В “Вертере” и “Спящем” сновидение становится своеобразной мотивировкой того особого “мовистского”, то есть свободного от причинно-следственных сцеплений, ассоциативно причудливого дискурса, конструирующего откровенно субъективную картину мира, мира как впечатления. Так было уже в первом “мовистском” тексте Катаева - в “Святом колодце”. Но в “Святом колодце” сны были “цветными”, там герой даже “по ту сторону” бытия сохранял сердечные связи с дорогими ему людьми, и даже абсурд советской действительности виделся ему в комически сниженном виде (поездка по жаркой Москве - квас, кокошники, бублики как странные окаменелости над бюстом в витрине и т. п., визит в “ковровую столицу тетрарха” - ночное застолье, цирковой аттракцион с говорящим котом). В последних “сновидческих” произведениях Катаева тематическое наполнение приема существенно иное - “пространство сновидения” враждебно герою: оно заполнено жуткими сюрреалистическими образами, вроде вагонного “тамбура без другой двери”, куда попадает субъект сознания из “Вертера”, а в “Спящем” первая же цепочка сновидческих образов строится на болезненных физиологических ассоциациях: перебои сердца сравниваются с падением кабины испорченного лифта - “он находился в лифте и вместе с ним падал в пропасть”; “Обнаженная роща нервной системы. Двухцветный вензель кровообращения. Перепады кровяного давления”; “белая бабочка сердцебиения”; “отдаленный стук пишущих машинок, щебетанье крови”…

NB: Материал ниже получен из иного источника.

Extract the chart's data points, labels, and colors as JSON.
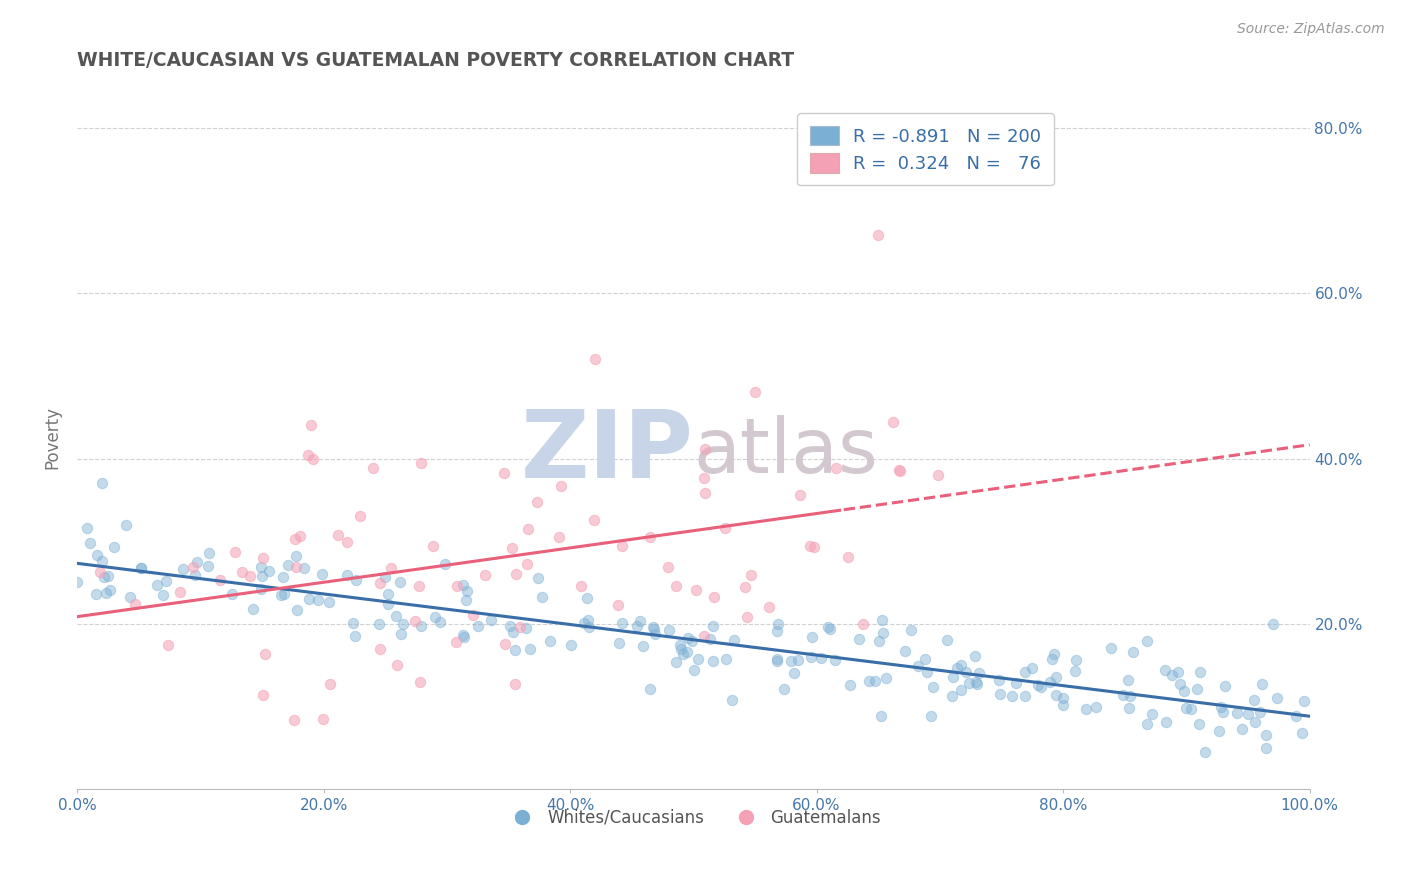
{
  "title": "WHITE/CAUCASIAN VS GUATEMALAN POVERTY CORRELATION CHART",
  "source": "Source: ZipAtlas.com",
  "ylabel": "Poverty",
  "xlabel": "",
  "watermark_zip": "ZIP",
  "watermark_atlas": "atlas",
  "legend_blue_r": "-0.891",
  "legend_blue_n": "200",
  "legend_pink_r": "0.324",
  "legend_pink_n": "76",
  "blue_color": "#7BAFD4",
  "pink_color": "#F4A0B5",
  "blue_line_color": "#3A6EA8",
  "pink_line_color": "#E8607A",
  "title_color": "#555555",
  "legend_text_color": "#3A6EA8",
  "axis_label_color": "#4477AA",
  "bg_color": "#FFFFFF",
  "grid_color": "#CCCCCC",
  "xlim": [
    0.0,
    1.0
  ],
  "ylim": [
    0.0,
    0.85
  ],
  "xticks": [
    0.0,
    0.2,
    0.4,
    0.6,
    0.8,
    1.0
  ],
  "xtick_labels": [
    "0.0%",
    "20.0%",
    "40.0%",
    "60.0%",
    "80.0%",
    "100.0%"
  ],
  "ytick_positions": [
    0.0,
    0.2,
    0.4,
    0.6,
    0.8
  ],
  "ytick_labels": [
    "",
    "20.0%",
    "40.0%",
    "60.0%",
    "80.0%"
  ],
  "legend_label_blue": "Whites/Caucasians",
  "legend_label_pink": "Guatemalans"
}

И образ Одессы времен гражданской войны, той самой Одессы, которая по-фламандски сочными, живыми красками рисовалась в “Траве забвенья”, теперь окрашен в мрачные, дышащие смертью краски. Теперь это “мертвый город” с недостроенным православным собором, запущенными дачами, которых тянет вниз оползень, с “невообразимым миром” застенков ЧК, со входом в расстрельный ад - “кирпичный гараж, о котором в городе говорили с ужасом…”. Доминирующий колорит здесь - это цвет венозной крови (”погашенный маяк… с обнаженными кирпичами цвета венозной крови” и т. п.).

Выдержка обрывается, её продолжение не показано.